As well as deployment type, charms can also specify service type (this can be overridden at deploy time using the kubernetes-service-type config option). The default service type is cluster if not otherwise specified.
There new charm metadata that can be used within k8s charms:
deployment:
type: stateless | stateful
service: cluster | loadbalancer | external
The default deployment type is stateless. Charms which declare storage would need to also say they want a stateful deployment or else we’ll error early. A charm is free to say it wants a stateful deployment even without storage being required.
Charm OCI images
Charms declare what OCI images they need using resource metadata, and there’s a base reactive layer which handles the work of pulling the iamges as needed.

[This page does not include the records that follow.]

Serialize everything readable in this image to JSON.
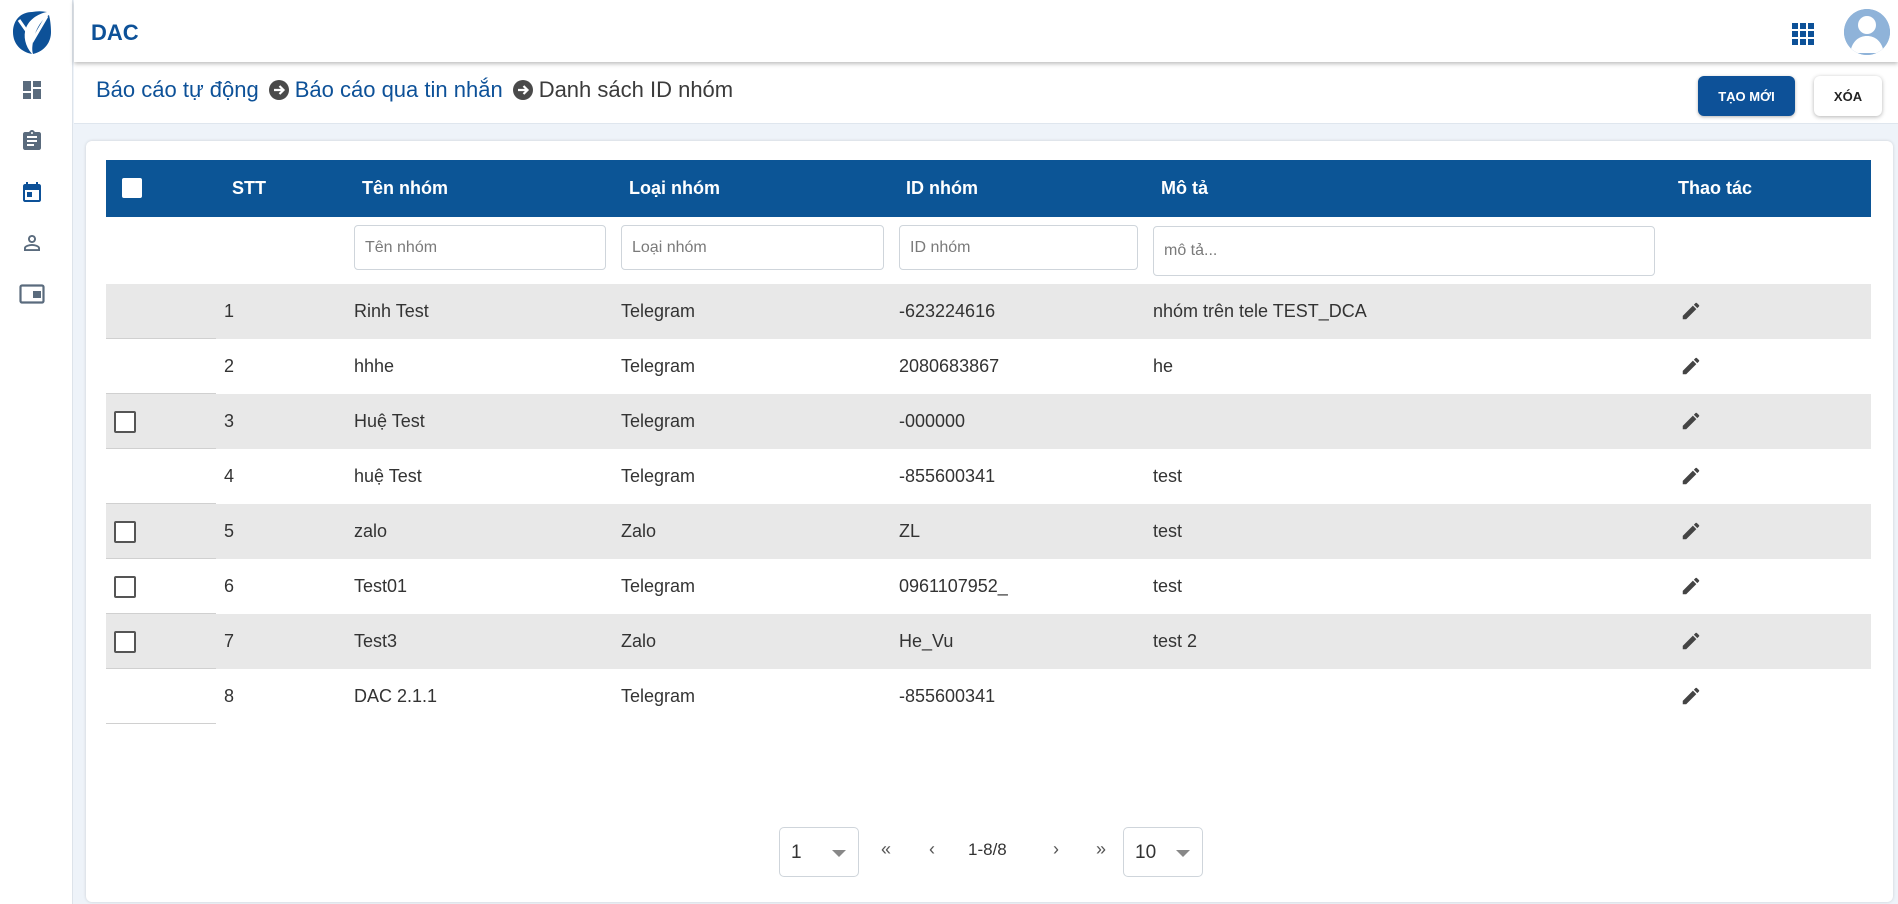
{
  "app": {
    "title": "DAC"
  },
  "sidebar": {
    "items": [
      {
        "name": "dashboard"
      },
      {
        "name": "clipboard"
      },
      {
        "name": "calendar"
      },
      {
        "name": "user"
      },
      {
        "name": "window"
      }
    ]
  },
  "breadcrumb": {
    "items": [
      "Báo cáo tự động",
      "Báo cáo qua tin nhắn",
      "Danh sách ID nhóm"
    ]
  },
  "actions": {
    "create_label": "TẠO MỚI",
    "delete_label": "XÓA"
  },
  "table": {
    "columns": [
      "STT",
      "Tên nhóm",
      "Loại nhóm",
      "ID nhóm",
      "Mô tả",
      "Thao tác"
    ],
    "filters": {
      "name_placeholder": "Tên nhóm",
      "type_placeholder": "Loại nhóm",
      "id_placeholder": "ID nhóm",
      "desc_placeholder": "mô tả..."
    },
    "rows": [
      {
        "stt": "1",
        "name": "Rinh Test",
        "type": "Telegram",
        "id": "-623224616",
        "desc": "nhóm trên tele TEST_DCA",
        "checkbox": false
      },
      {
        "stt": "2",
        "name": "hhhe",
        "type": "Telegram",
        "id": "2080683867",
        "desc": "he",
        "checkbox": false
      },
      {
        "stt": "3",
        "name": "Huệ Test",
        "type": "Telegram",
        "id": "-000000",
        "desc": "",
        "checkbox": true
      },
      {
        "stt": "4",
        "name": "huệ Test",
        "type": "Telegram",
        "id": "-855600341",
        "desc": "test",
        "checkbox": false
      },
      {
        "stt": "5",
        "name": "zalo",
        "type": "Zalo",
        "id": "ZL",
        "desc": "test",
        "checkbox": true
      },
      {
        "stt": "6",
        "name": "Test01",
        "type": "Telegram",
        "id": "0961107952_",
        "desc": "test",
        "checkbox": true
      },
      {
        "stt": "7",
        "name": "Test3",
        "type": "Zalo",
        "id": "He_Vu",
        "desc": "test 2",
        "checkbox": true
      },
      {
        "stt": "8",
        "name": "DAC 2.1.1",
        "type": "Telegram",
        "id": "-855600341",
        "desc": "",
        "checkbox": false
      }
    ]
  },
  "pagination": {
    "page": "1",
    "first": "«",
    "prev": "‹",
    "info": "1-8/8",
    "next": "›",
    "last": "»",
    "page_size": "10"
  },
  "colors": {
    "brand": "#0d5198",
    "header": "#0c5596",
    "row_shade": "#e8e8e8"
  }
}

Charm store charms store their OCI images in a docker repo hosted by the charm store itself. If you want to deploy a local charm, you need to specify a path for each image like so:
juju deploy /path/to/mariadb --resource mysql_image=mariadb:latest
The image resource value is any supported docker repo path URL.
The above works great for public images. For private images requiring a username and password, the resource value is a path to a file similar to:
registrypath: image-path
username: me
password: secret
juju deploy /path/to/mariadb --resource mysql_image=/path/to/imagedef.yaml
To upgrade an existing deployed charm, use the upgrade-charm as normal. The charm will need to have been written to react properly to the upgrade hook and generate a new pod spec yaml to send. Juju does filter out any yaml which is the same as already deployed so it’s safe for the charm to speculatively send in a regenerated pod spec.
juju upgrade-charm /path/to/mariadb --resource mysql_image=mariadb:test
Miscellaneous Improvements
Integration with microk8s snap
If the Juju snap is installed and microk8s is already present, the jujud-operator and juju-db images will be cached in the microk8s repository so that subsequent bootstrap is much faster.
Better error surfacing
If there’s a syntax error in the pod spec YAML generated by the charm, or a semantic error due to an unsupported config value in the pod spec itself, Juju will reflect this in status as an error on the application.
Charms without pods
Some charms may require just the operator to be deployed and no workload pods. That use case is now catered for in that juju status and status history now better reflect the state of the charm, and don’t incorrectly report “waiting for container”.
Scale to 0
We now allow the application to be set to 0 on the Juju side. Previously this was disallowed for reasons no longer relevant.